Well - that is a model you built, and maybe that's the way Comodo will go, but it is not workable one for my taste (knowledge?)

the local BB has nothing to do neither with any sandboxing in the 1st place nor it’s observing (“watching”) the actions during the execution.
On the contrary

the execution is interrupted upon an executable being loaded into the memory;
the code is analyzed and then the conclusion is made:
the execution is allowed silently or the user is notified about potentially dangerous actions that may occur

The above is not a “classical” description made by me ;), but that’s how, classical local/or standalone BBs are implemented as far as I know

Cheers!

IAO · January 25, 2011, 10:11pm

HIPS and bb are similar since behavior analysis plays some role in HIPS. HIPS is more focused on protecting important system areas and monitors every exe file activity in relation to them while bb observes (yes, AFAIK it does) process actions and alerts the user when any malware behavior pattern is detected.

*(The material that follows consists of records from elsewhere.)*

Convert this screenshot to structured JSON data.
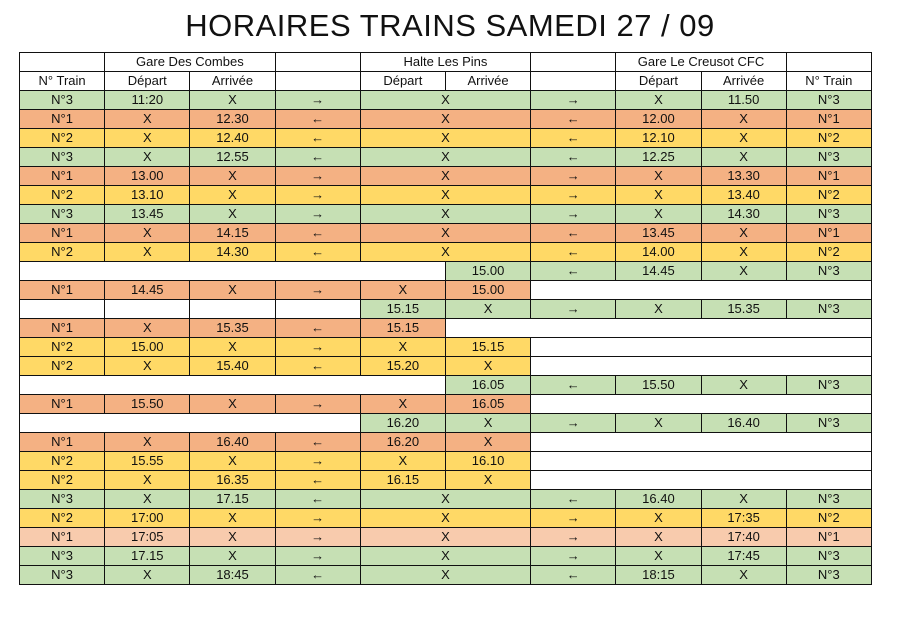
{
  "title": "HORAIRES TRAINS SAMEDI 27 / 09",
  "colors": {
    "g": "#c6e0b4",
    "o": "#f4b183",
    "y": "#ffd966",
    "p": "#f8cbad",
    "w": "#ffffff"
  },
  "header_rows": [
    [
      {
        "t": "",
        "s": 1
      },
      {
        "t": "Gare Des Combes",
        "s": 2
      },
      {
        "t": "",
        "s": 1
      },
      {
        "t": "Halte Les Pins",
        "s": 2
      },
      {
        "t": "",
        "s": 1
      },
      {
        "t": "Gare Le Creusot CFC",
        "s": 2
      },
      {
        "t": "",
        "s": 1
      }
    ],
    [
      {
        "t": "N° Train",
        "s": 1
      },
      {
        "t": "Départ",
        "s": 1
      },
      {
        "t": "Arrivée",
        "s": 1
      },
      {
        "t": "",
        "s": 1
      },
      {
        "t": "Départ",
        "s": 1
      },
      {
        "t": "Arrivée",
        "s": 1
      },
      {
        "t": "",
        "s": 1
      },
      {
        "t": "Départ",
        "s": 1
      },
      {
        "t": "Arrivée",
        "s": 1
      },
      {
        "t": "N° Train",
        "s": 1
      }
    ]
  ],
  "rows": [
    [
      [
        "N°3",
        "g"
      ],
      [
        "11:20",
        "g"
      ],
      [
        "X",
        "g"
      ],
      [
        "→",
        "g"
      ],
      [
        "X",
        "g",
        2
      ],
      [
        "→",
        "g"
      ],
      [
        "X",
        "g"
      ],
      [
        "11.50",
        "g"
      ],
      [
        "N°3",
        "g"
      ]
    ],
    [
      [
        "N°1",
        "o"
      ],
      [
        "X",
        "o"
      ],
      [
        "12.30",
        "o"
      ],
      [
        "←",
        "o"
      ],
      [
        "X",
        "o",
        2
      ],
      [
        "←",
        "o"
      ],
      [
        "12.00",
        "o"
      ],
      [
        "X",
        "o"
      ],
      [
        "N°1",
        "o"
      ]
    ],
    [
      [
        "N°2",
        "y"
      ],
      [
        "X",
        "y"
      ],
      [
        "12.40",
        "y"
      ],
      [
        "←",
        "y"
      ],
      [
        "X",
        "y",
        2
      ],
      [
        "←",
        "y"
      ],
      [
        "12.10",
        "y"
      ],
      [
        "X",
        "y"
      ],
      [
        "N°2",
        "y"
      ]
    ],
    [
      [
        "N°3",
        "g"
      ],
      [
        "X",
        "g"
      ],
      [
        "12.55",
        "g"
      ],
      [
        "←",
        "g"
      ],
      [
        "X",
        "g",
        2
      ],
      [
        "←",
        "g"
      ],
      [
        "12.25",
        "g"
      ],
      [
        "X",
        "g"
      ],
      [
        "N°3",
        "g"
      ]
    ],
    [
      [
        "N°1",
        "o"
      ],
      [
        "13.00",
        "o"
      ],
      [
        "X",
        "o"
      ],
      [
        "→",
        "o"
      ],
      [
        "X",
        "o",
        2
      ],
      [
        "→",
        "o"
      ],
      [
        "X",
        "o"
      ],
      [
        "13.30",
        "o"
      ],
      [
        "N°1",
        "o"
      ]
    ],
    [
      [
        "N°2",
        "y"
      ],
      [
        "13.10",
        "y"
      ],
      [
        "X",
        "y"
      ],
      [
        "→",
        "y"
      ],
      [
        "X",
        "y",
        2
      ],
      [
        "→",
        "y"
      ],
      [
        "X",
        "y"
      ],
      [
        "13.40",
        "y"
      ],
      [
        "N°2",
        "y"
      ]
    ],
    [
      [
        "N°3",
        "g"
      ],
      [
        "13.45",
        "g"
      ],
      [
        "X",
        "g"
      ],
      [
        "→",
        "g"
      ],
      [
        "X",
        "g",
        2
      ],
      [
        "→",
        "g"
      ],
      [
        "X",
        "g"
      ],
      [
        "14.30",
        "g"
      ],
      [
        "N°3",
        "g"
      ]
    ],
    [
      [
        "N°1",
        "o"
      ],
      [
        "X",
        "o"
      ],
      [
        "14.15",
        "o"
      ],
      [
        "←",
        "o"
      ],
      [
        "X",
        "o",
        2
      ],
      [
        "←",
        "o"
      ],
      [
        "13.45",
        "o"
      ],
      [
        "X",
        "o"
      ],
      [
        "N°1",
        "o"
      ]
    ],
    [
      [
        "N°2",
        "y"
      ],
      [
        "X",
        "y"
      ],
      [
        "14.30",
        "y"
      ],
      [
        "←",
        "y"
      ],
      [
        "X",
        "y",
        2
      ],
      [
        "←",
        "y"
      ],
      [
        "14.00",
        "y"
      ],
      [
        "X",
        "y"
      ],
      [
        "N°2",
        "y"
      ]
    ],
    [
      [
        "",
        "w",
        5
      ],
      [
        "15.00",
        "g"
      ],
      [
        "←",
        "g"
      ],
      [
        "14.45",
        "g"
      ],
      [
        "X",
        "g"
      ],
      [
        "N°3",
        "g"
      ]
    ],
    [
      [
        "N°1",
        "o"
      ],
      [
        "14.45",
        "o"
      ],
      [
        "X",
        "o"
      ],
      [
        "→",
        "o"
      ],
      [
        "X",
        "o"
      ],
      [
        "15.00",
        "o"
      ],
      [
        "",
        "w",
        4
      ]
    ],
    [
      [
        "",
        "w"
      ],
      [
        "",
        "w"
      ],
      [
        "",
        "w"
      ],
      [
        "",
        "w"
      ],
      [
        "15.15",
        "g"
      ],
      [
        "X",
        "g"
      ],
      [
        "→",
        "g"
      ],
      [
        "X",
        "g"
      ],
      [
        "15.35",
        "g"
      ],
      [
        "N°3",
        "g"
      ]
    ],
    [
      [
        "N°1",
        "o"
      ],
      [
        "X",
        "o"
      ],
      [
        "15.35",
        "o"
      ],
      [
        "←",
        "o"
      ],
      [
        "15.15",
        "o"
      ],
      [
        "",
        "w",
        5
      ]
    ],
    [
      [
        "N°2",
        "y"
      ],
      [
        "15.00",
        "y"
      ],
      [
        "X",
        "y"
      ],
      [
        "→",
        "y"
      ],
      [
        "X",
        "y"
      ],
      [
        "15.15",
        "y"
      ],
      [
        "",
        "w",
        4
      ]
    ],
    [
      [
        "N°2",
        "y"
      ],
      [
        "X",
        "y"
      ],
      [
        "15.40",
        "y"
      ],
      [
        "←",
        "y"
      ],
      [
        "15.20",
        "y"
      ],
      [
        "X",
        "y"
      ],
      [
        "",
        "w",
        4
      ]
    ],
    [
      [
        "",
        "w",
        5
      ],
      [
        "16.05",
        "g"
      ],
      [
        "←",
        "g"
      ],
      [
        "15.50",
        "g"
      ],
      [
        "X",
        "g"
      ],
      [
        "N°3",
        "g"
      ]
    ],
    [
      [
        "N°1",
        "o"
      ],
      [
        "15.50",
        "o"
      ],
      [
        "X",
        "o"
      ],
      [
        "→",
        "o"
      ],
      [
        "X",
        "o"
      ],
      [
        "16.05",
        "o"
      ],
      [
        "",
        "w",
        4
      ]
    ],
    [
      [
        "",
        "w",
        4
      ],
      [
        "16.20",
        "g"
      ],
      [
        "X",
        "g"
      ],
      [
        "→",
        "g"
      ],
      [
        "X",
        "g"
      ],
      [
        "16.40",
        "g"
      ],
      [
        "N°3",
        "g"
      ]
    ],
    [
      [
        "N°1",
        "o"
      ],
      [
        "X",
        "o"
      ],
      [
        "16.40",
        "o"
      ],
      [
        "←",
        "o"
      ],
      [
        "16.20",
        "o"
      ],
      [
        "X",
        "o"
      ],
      [
        "",
        "w",
        4
      ]
    ],
    [
      [
        "N°2",
        "y"
      ],
      [
        "15.55",
        "y"
      ],
      [
        "X",
        "y"
      ],
      [
        "→",
        "y"
      ],
      [
        "X",
        "y"
      ],
      [
        "16.10",
        "y"
      ],
      [
        "",
        "w",
        4
      ]
    ],
    [
      [
        "N°2",
        "y"
      ],
      [
        "X",
        "y"
      ],
      [
        "16.35",
        "y"
      ],
      [
        "←",
        "y"
      ],
      [
        "16.15",
        "y"
      ],
      [
        "X",
        "y"
      ],
      [
        "",
        "w",
        4
      ]
    ],
    [
      [
        "N°3",
        "g"
      ],
      [
        "X",
        "g"
      ],
      [
        "17.15",
        "g"
      ],
      [
        "←",
        "g"
      ],
      [
        "X",
        "g",
        2
      ],
      [
        "←",
        "g"
      ],
      [
        "16.40",
        "g"
      ],
      [
        "X",
        "g"
      ],
      [
        "N°3",
        "g"
      ]
    ],
    [
      [
        "N°2",
        "y"
      ],
      [
        "17:00",
        "y"
      ],
      [
        "X",
        "y"
      ],
      [
        "→",
        "y"
      ],
      [
        "X",
        "y",
        2
      ],
      [
        "→",
        "y"
      ],
      [
        "X",
        "y"
      ],
      [
        "17:35",
        "y"
      ],
      [
        "N°2",
        "y"
      ]
    ],
    [
      [
        "N°1",
        "p"
      ],
      [
        "17:05",
        "p"
      ],
      [
        "X",
        "p"
      ],
      [
        "→",
        "p"
      ],
      [
        "X",
        "p",
        2
      ],
      [
        "→",
        "p"
      ],
      [
        "X",
        "p"
      ],
      [
        "17:40",
        "p"
      ],
      [
        "N°1",
        "p"
      ]
    ],
    [
      [
        "N°3",
        "g"
      ],
      [
        "17.15",
        "g"
      ],
      [
        "X",
        "g"
      ],
      [
        "→",
        "g"
      ],
      [
        "X",
        "g",
        2
      ],
      [
        "→",
        "g"
      ],
      [
        "X",
        "g"
      ],
      [
        "17:45",
        "g"
      ],
      [
        "N°3",
        "g"
      ]
    ],
    [
      [
        "N°3",
        "g"
      ],
      [
        "X",
        "g"
      ],
      [
        "18:45",
        "g"
      ],
      [
        "←",
        "g"
      ],
      [
        "X",
        "g",
        2
      ],
      [
        "←",
        "g"
      ],
      [
        "18:15",
        "g"
      ],
      [
        "X",
        "g"
      ],
      [
        "N°3",
        "g"
      ]
    ]
  ]
}
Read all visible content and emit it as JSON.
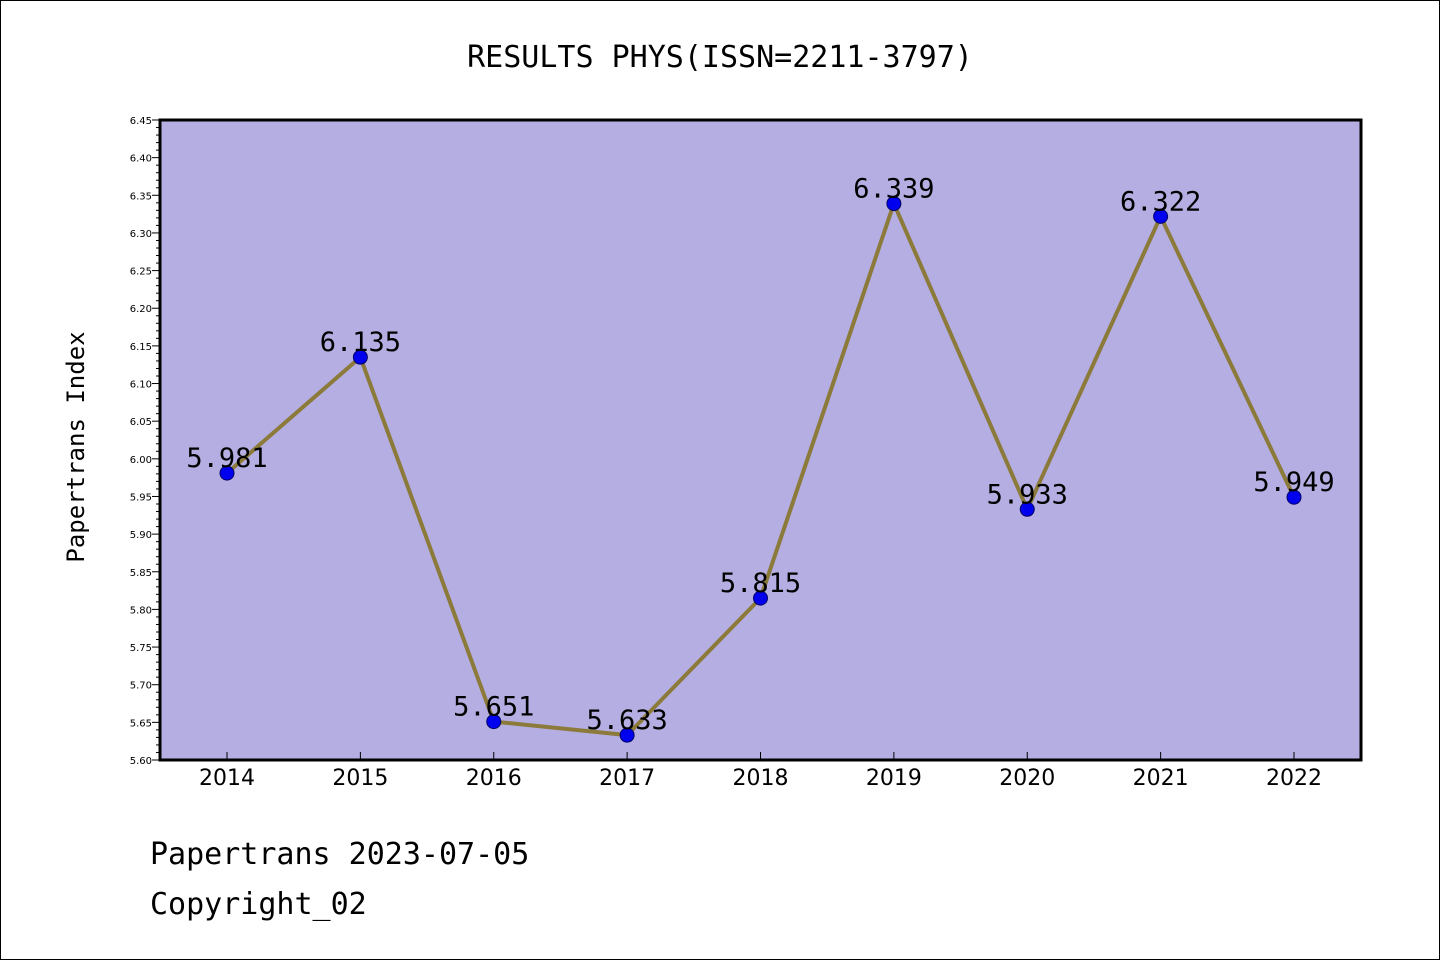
{
  "chart_data": {
    "type": "line",
    "title": "RESULTS PHYS(ISSN=2211-3797)",
    "ylabel": "Papertrans Index",
    "xlabel": "",
    "categories": [
      "2014",
      "2015",
      "2016",
      "2017",
      "2018",
      "2019",
      "2020",
      "2021",
      "2022"
    ],
    "values": [
      5.981,
      6.135,
      5.651,
      5.633,
      5.815,
      6.339,
      5.933,
      6.322,
      5.949
    ],
    "value_labels": [
      "5.981",
      "6.135",
      "5.651",
      "5.633",
      "5.815",
      "6.339",
      "5.933",
      "6.322",
      "5.949"
    ],
    "ylim": [
      5.6,
      6.45
    ],
    "yticks": [
      "5.60",
      "5.65",
      "5.70",
      "5.75",
      "5.80",
      "5.85",
      "5.90",
      "5.95",
      "6.00",
      "6.05",
      "6.10",
      "6.15",
      "6.20",
      "6.25",
      "6.30",
      "6.35",
      "6.40",
      "6.45"
    ],
    "grid": false,
    "colors": {
      "plot_bg": "#b4aee2",
      "line": "#8b7a3a",
      "marker": "#0000ee"
    }
  },
  "footer": {
    "line1": "Papertrans 2023-07-05",
    "line2": "Copyright_02"
  }
}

Description languy99 gave is more accurate for online behavior blockers. Threatfire, for instance, works in a completely different way. It won’t detect any threat until some suspicious behavior occurs, f.e. file deletes itself. After that it will look locally for matching signatures (yes, it uses signatures) to determine whether this is a known threat. It’s not interested in files as much as in their behavior and won’t take any action until process ‘behaves’ in a certain way. It won’t even use signatures before that.